Species of butterfly

Papilio lorquinianus, the sea green swallowtail, is a butterfly of the family Papilionidae. It is found in the Moluccas (Morotai, Ternate, Halmahera, Bacan and Seram) and in western Irian Jaya.

==Description==
The imago has a wingspan of between 7 and 10 cm. On the obverse the forewings are iridescent blue-green with black margins sprinkled with green scales at the apex, the hindwings are of the same colour with black margins, six green lunulae in the marginal part and tails. On the reverse side the forewings are brown and are lighter in the marginal part, the hindwings are brown with a lighter marginal part, and bear six black and blue ocelli in the intravenous spaces. The body is brown and sprinkled with iridescent green scales on top. There is no sexual dimorphism.

Seitz- P. lorquinianus. Very nearly allied to P. peranthus male: the metallic area of the forewing much less
straight distally than in P. peranthus, posteriorly broader, extending between the pilose stripes, forewing with blue or green submarginal band, hindwing from the subcostal with distinct submarginal spots of the same colour,the basal area of the hindwing always extends, beyond the apex of the cell. Under surface similar to that of P. peranthus. In the female the metallic area of the forewing is more uniformly rounded than in the male, also the sub¬
marginal spots of the hindwing above are larger and the under surface is paler. Earlier stages unknown. In the genitalia P. lorquinianus agress almost entirely with P. peranthus. As in the other Gloss-Papilios the metallic area assumes a deeper blue tone when the light falls obliquely from the front or side. Moluccas and Dutch New
Guinea. — lorquinianus Fldr. (= philippus Wall, partim, ? apollodorus Fruhst.) (37 b). Greenish blue, the metallic area of the forewing does not quite reach the apex of the cell, but there are always a few metallic spots distally to the upper angle of the cell. Halmaheira, Ternate. — gelia subsp. nov.
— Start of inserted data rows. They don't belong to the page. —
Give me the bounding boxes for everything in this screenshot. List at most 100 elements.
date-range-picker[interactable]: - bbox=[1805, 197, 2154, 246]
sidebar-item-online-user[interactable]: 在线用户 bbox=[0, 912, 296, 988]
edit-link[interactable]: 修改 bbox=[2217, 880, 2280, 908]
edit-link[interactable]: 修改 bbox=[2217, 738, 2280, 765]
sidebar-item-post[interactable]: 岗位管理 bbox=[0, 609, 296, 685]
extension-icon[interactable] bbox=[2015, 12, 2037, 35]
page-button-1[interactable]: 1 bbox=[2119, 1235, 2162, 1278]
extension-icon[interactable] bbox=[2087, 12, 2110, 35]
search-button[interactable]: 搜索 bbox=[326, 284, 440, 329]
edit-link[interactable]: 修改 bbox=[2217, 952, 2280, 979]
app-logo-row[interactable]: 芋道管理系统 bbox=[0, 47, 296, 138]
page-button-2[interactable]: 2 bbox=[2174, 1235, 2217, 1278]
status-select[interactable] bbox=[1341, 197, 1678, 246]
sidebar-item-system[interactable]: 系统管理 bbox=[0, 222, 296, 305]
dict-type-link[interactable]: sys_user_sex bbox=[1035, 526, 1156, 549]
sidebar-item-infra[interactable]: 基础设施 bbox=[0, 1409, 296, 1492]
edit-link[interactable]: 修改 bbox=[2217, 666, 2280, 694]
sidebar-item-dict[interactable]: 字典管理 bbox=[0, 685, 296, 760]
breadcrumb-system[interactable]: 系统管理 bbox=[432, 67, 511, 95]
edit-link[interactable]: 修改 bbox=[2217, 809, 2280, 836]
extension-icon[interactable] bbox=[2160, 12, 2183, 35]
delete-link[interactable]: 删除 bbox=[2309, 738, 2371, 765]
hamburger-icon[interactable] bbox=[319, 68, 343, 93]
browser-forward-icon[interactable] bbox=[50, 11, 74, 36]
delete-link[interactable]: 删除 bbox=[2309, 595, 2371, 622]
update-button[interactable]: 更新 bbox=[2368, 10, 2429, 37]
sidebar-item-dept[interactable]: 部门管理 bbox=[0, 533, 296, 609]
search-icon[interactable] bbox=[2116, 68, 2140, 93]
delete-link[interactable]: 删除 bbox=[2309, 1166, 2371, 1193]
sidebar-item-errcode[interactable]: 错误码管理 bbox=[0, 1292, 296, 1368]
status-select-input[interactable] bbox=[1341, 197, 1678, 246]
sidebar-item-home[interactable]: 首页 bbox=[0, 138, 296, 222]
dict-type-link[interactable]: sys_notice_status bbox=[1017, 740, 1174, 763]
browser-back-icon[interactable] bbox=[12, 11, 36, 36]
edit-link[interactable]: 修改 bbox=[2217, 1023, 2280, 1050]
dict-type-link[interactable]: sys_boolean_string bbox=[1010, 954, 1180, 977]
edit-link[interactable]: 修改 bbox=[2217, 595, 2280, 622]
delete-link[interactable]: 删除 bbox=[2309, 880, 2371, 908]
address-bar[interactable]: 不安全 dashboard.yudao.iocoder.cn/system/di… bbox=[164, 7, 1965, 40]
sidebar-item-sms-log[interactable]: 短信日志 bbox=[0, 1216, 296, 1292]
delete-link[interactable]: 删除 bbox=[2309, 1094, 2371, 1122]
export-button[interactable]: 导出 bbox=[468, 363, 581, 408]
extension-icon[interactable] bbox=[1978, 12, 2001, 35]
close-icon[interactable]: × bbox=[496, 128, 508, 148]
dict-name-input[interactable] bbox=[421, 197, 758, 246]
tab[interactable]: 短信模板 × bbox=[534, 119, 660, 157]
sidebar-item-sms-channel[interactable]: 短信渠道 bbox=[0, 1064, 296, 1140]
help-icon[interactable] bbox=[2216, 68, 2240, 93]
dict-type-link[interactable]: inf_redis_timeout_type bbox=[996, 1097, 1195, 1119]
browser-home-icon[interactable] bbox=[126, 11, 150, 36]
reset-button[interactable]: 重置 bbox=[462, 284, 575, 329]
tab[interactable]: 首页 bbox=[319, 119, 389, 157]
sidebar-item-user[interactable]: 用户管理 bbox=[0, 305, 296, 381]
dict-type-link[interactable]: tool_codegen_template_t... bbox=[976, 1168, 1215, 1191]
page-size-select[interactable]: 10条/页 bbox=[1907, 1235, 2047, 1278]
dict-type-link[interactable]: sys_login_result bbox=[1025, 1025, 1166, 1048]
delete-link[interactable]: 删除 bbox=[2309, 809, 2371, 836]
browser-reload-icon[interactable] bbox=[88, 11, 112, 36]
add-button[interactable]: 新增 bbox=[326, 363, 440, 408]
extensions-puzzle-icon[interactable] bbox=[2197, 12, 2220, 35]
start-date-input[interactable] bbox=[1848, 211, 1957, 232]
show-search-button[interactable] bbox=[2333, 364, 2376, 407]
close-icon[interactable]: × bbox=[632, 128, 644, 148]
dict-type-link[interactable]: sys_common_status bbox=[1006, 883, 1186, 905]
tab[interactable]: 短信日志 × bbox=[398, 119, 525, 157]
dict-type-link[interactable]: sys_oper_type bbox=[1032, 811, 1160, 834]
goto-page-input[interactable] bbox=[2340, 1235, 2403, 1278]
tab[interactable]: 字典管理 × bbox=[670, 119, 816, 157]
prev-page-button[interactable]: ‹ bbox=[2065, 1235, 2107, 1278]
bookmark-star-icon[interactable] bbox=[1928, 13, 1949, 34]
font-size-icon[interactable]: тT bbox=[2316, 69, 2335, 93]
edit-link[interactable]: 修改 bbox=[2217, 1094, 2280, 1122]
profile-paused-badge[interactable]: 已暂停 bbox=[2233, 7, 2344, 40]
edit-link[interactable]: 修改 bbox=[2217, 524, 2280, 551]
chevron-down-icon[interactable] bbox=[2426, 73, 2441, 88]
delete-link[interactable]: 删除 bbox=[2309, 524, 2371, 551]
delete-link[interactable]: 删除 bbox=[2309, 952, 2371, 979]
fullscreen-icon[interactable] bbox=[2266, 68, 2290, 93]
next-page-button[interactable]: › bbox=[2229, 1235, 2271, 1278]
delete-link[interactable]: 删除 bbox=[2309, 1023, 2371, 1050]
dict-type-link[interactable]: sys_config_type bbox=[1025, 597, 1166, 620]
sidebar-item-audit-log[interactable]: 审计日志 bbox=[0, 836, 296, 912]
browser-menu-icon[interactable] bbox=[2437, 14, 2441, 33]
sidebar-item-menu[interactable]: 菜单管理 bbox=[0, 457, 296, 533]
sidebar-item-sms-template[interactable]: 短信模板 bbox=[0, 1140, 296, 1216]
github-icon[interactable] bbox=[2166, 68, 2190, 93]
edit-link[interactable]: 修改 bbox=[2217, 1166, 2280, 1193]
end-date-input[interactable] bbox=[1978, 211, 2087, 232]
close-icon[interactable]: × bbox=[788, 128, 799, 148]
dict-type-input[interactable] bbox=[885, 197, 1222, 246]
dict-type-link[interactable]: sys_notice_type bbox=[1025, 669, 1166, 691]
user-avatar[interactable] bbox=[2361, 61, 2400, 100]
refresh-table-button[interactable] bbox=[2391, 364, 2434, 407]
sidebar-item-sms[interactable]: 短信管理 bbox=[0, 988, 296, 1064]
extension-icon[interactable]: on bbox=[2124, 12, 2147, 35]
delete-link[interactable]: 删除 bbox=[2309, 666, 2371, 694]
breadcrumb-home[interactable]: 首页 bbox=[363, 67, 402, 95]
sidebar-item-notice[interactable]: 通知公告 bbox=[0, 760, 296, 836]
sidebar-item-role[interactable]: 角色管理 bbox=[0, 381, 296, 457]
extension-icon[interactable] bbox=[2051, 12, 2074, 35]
The black apical area of the cell of the forewing about twice as large as in the preceding form, the metallic area reaching at most to the 3. radial, also no metallic spots are placed at the distal side of the apex of the cell. Batjan. — philippus Wall. The metallic spots are more extended in both sexes than in lorquinianus and more greenish, the green submarginal macular band on the upperside of the forewing and the grey band on the underside are narrower. Ceram, very
rare. From Obi, Burn and Amboina no form of lorquinianus is yet known. — albertisi Oberth. (37 a). Golden green, appearing blue when looked at sideways or from the front; the metallic area even larger than in philippus; the under surface very uniform dark brown, the light discal band of the forewing mostly only indicated. The
pilose stripes are usually separated, except that the thin stripe of the submedian fold, if present, is always confluent with the lower median stripe. The female not known. Dutch New Guinea: Andai and Ivapaur.
Karl Jordan in Seitz.

==Subspecies==
Subspecies include:
- Papilio lorquinianus albertisi (Oberthür, 1880) (Kapaur, Andai, West Irian)
- Papilio lorquinianus esmeae (Parrott, 1985) (Morotai)
- Papilio lorquinianus gelia (Jordan, 1909) (Bachan)
- Papilio lorquinianus philippus (Wallace, 1865) (Serang)
- Papilio lorquinianus boanoensis (Kariya, 1992) (Boano)

==Taxonomy==
Papilio lorquinianus is in a species group which includes
- Papilio lorquinianus C. Felder & R. Felder, 1865
- Papilio neumoegeni Honrath, 1890
- Papilio peranthus Fabricius, 1787
- Papilio pericles Wallace, 1865

==Etymology==
The name honors Pierre Joseph Michel Lorquin, a French naturalist.